The recession was defining for his generation, said Hodge, whose mother and stepfather were real estate agents when the crisis hit.
“A lot of my peers, we’re terrified of another recession,” he said.
Schwartzman said that economic insecurity isn't entirely unfounded, especially when you factor in student debt.
“Yes, there are jobs available, but the issue there is can they actually support someone,” he said. “The job market, in many, many areas, is unclear. Even people who get jobs … yeah, they're employed, but they still can't support themselves.”
While millennials, some of whom are as old as 38, share a strong technological inclination with Gen Zers, there is a definite difference between them.
“(Gen Z) is really the first generation who can be called true digital natives, where you have this ubiquitous presence and expected reliance on digital communication tools — all the way through childhood, adolescence and adulthood,” Schwartzman said.
And Tyler Wiersma, assistant director of undergraduate professional development at UNCG, said the Sept. 11 terror attacks also play a part.
"Usually when they cut off a generation, it's because there was some big, universal event that occurred. Gen Z would not have had a working memory of 9/11, and millennials still would have had remembered it,” he said. “Between technology and 9/11, there's the two big differentiators between how we approach the world and kind of operate in it.”
One divergence, Wiersma said, is millennials are creators, whereas Gen Z are innovators.
“Millennials wanted to create something brand new that no one had ever seen before. And Gen Z is coming in with the mindset that they want to tweak an antiquated system to make it better,” he said.
For example, taxi services and hotels were well-established, but this latest generation found a way to make that access better via Uber and Airbnb.
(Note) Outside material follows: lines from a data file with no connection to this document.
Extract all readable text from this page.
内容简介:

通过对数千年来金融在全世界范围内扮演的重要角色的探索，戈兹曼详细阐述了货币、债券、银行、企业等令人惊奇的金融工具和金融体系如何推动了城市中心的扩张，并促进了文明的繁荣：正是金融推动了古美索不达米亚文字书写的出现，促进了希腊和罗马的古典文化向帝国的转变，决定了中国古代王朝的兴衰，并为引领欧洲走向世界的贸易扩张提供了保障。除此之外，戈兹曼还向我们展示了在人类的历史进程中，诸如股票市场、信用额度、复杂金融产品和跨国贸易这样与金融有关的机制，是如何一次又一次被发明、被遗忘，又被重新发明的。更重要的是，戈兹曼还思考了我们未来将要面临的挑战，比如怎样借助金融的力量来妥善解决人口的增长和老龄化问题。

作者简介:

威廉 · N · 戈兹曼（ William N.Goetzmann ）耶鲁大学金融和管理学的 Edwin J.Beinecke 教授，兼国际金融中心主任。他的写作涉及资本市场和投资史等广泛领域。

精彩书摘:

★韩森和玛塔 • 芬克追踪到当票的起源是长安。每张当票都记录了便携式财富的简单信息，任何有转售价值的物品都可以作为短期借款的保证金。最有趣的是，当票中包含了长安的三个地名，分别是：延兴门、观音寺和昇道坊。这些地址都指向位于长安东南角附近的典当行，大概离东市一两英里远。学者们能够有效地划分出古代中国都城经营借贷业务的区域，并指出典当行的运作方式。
Since being hired at UNCG two years ago to help its students polish their soft skills, much of Wiersma’s focus has been on improving their communication — both verbal and written.
“They are technology nativists, everything that they've done has been at their fingertips,” he said. “Stepping out into the world, it's a little bit outside of their comfort zone and actually speaking face-to-face with people.”
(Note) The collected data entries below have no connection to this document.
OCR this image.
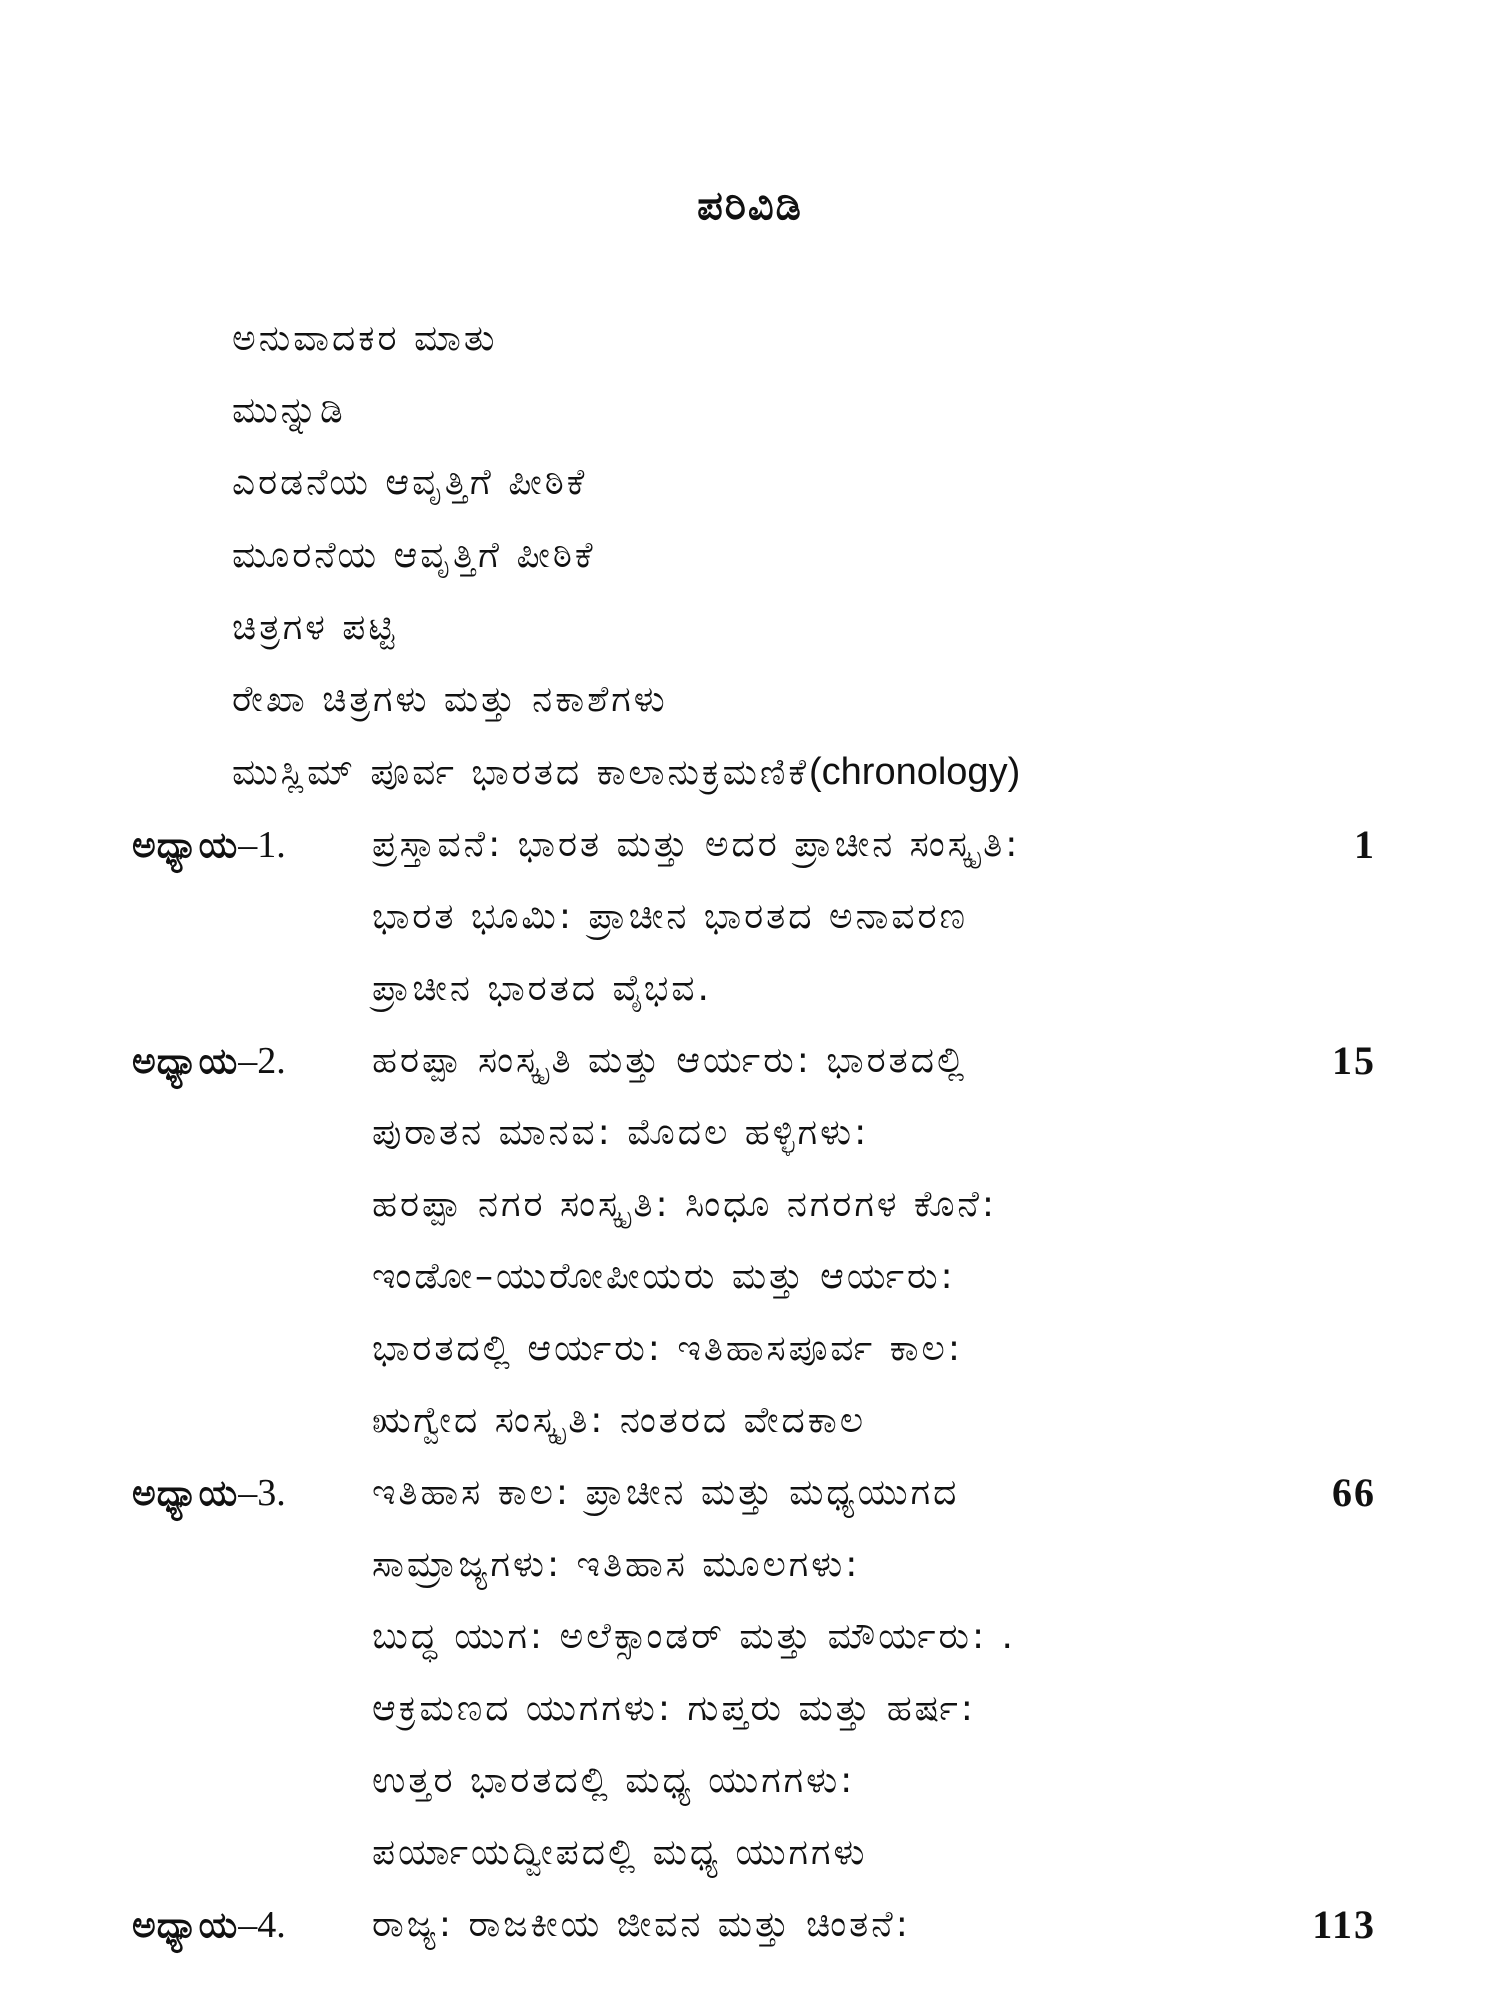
ಪರಿವಿಡಿ
ಅನುವಾದಕರ ಮಾತು
ಮುನ್ನುಡಿ
ಎರಡನೆಯ ಆವೃತ್ತಿಗೆ ಪೀಠಿಕೆ
ಮೂರನೆಯ ಆವೃತ್ತಿಗೆ ಪೀಠಿಕೆ
ಚಿತ್ರಗಳ ಪಟ್ಟಿ
ರೇಖಾ ಚಿತ್ರಗಳು ಮತ್ತು ನಕಾಶೆಗಳು
ಮುಸ್ಲಿಮ್ ಪೂರ್ವ ಭಾರತದ ಕಾಲಾನುಕ್ರಮಣಿಕೆ(chronology)
ಅಧ್ಯಾಯ–1. ಪ್ರಸ್ತಾವನೆ: ಭಾರತ ಮತ್ತು ಅದರ ಪ್ರಾಚೀನ ಸಂಸ್ಕೃತಿ:	1
ಭಾರತ ಭೂಮಿ: ಪ್ರಾಚೀನ ಭಾರತದ ಅನಾವರಣ
ಪ್ರಾಚೀನ ಭಾರತದ ವೈಭವ.
ಅಧ್ಯಾಯ–2. ಹರಪ್ಪಾ ಸಂಸ್ಕೃತಿ ಮತ್ತು ಆರ್ಯರು: ಭಾರತದಲ್ಲಿ	15
ಪುರಾತನ ಮಾನವ: ಮೊದಲ ಹಳ್ಳಿಗಳು:
ಹರಪ್ಪಾ ನಗರ ಸಂಸ್ಕೃತಿ: ಸಿಂಧೂ ನಗರಗಳ ಕೊನೆ:
ಇಂಡೋ–ಯುರೋಪೀಯರು ಮತ್ತು ಆರ್ಯರು:
ಭಾರತದಲ್ಲಿ ಆರ್ಯರು: ಇತಿಹಾಸಪೂರ್ವ ಕಾಲ:
ಋಗ್ವೇದ ಸಂಸ್ಕೃತಿ: ನಂತರದ ವೇದಕಾಲ
ಅಧ್ಯಾಯ–3. ಇತಿಹಾಸ ಕಾಲ: ಪ್ರಾಚೀನ ಮತ್ತು ಮಧ್ಯಯುಗದ	66
ಸಾಮ್ರಾಜ್ಯಗಳು: ಇತಿಹಾಸ ಮೂಲಗಳು:
ಬುದ್ಧ ಯುಗ: ಅಲೆಕ್ಸಾಂಡರ್ ಮತ್ತು ಮೌರ್ಯರು: .
ಆಕ್ರಮಣದ ಯುಗಗಳು: ಗುಪ್ತರು ಮತ್ತು ಹರ್ಷ:
ಉತ್ತರ ಭಾರತದಲ್ಲಿ ಮಧ್ಯ ಯುಗಗಳು:
ಪರ್ಯಾಯದ್ವೀಪದಲ್ಲಿ ಮಧ್ಯ ಯುಗಗಳು
ಅಧ್ಯಾಯ–4. ರಾಜ್ಯ: ರಾಜಕೀಯ ಜೀವನ ಮತ್ತು ಚಿಂತನೆ:	113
Damari Wynn, a 19-year-old junior at UNCG, said she was surprised at how scared she was to approach people when she entered college.
"I'd find myself mid-sentence and not knowing what to say to somebody and just like awkwardly ending (the conversation)," she said.
Two years later and helping teach a class on personal development at the university, Wynn said she's even more aware of the communication problems her generation faces. Sometimes her students don't realize they need to filter their thoughts before speaking them. Like when she brought donuts to the class and one of the students asked, "'Why didn't you bring in drinks?' I was like, what!"
And her students find conversing one-on-one difficult.
"A lot of them didn't know how to talk," Wynn said. "They just want those quick answers and that interaction to be over with."
Cynthia Downing, executive director of Career Services and Experiential Learning at N.C. A&T, agreed it's hard to get students comfortable interacting with others. However, she said the university’s youngest students appear more interested in having those face-to-face conversations.
“Just this semester, I saw a difference in how that has increased,” Downing said. “They are all about communities, whether that’s online communities or (in person).”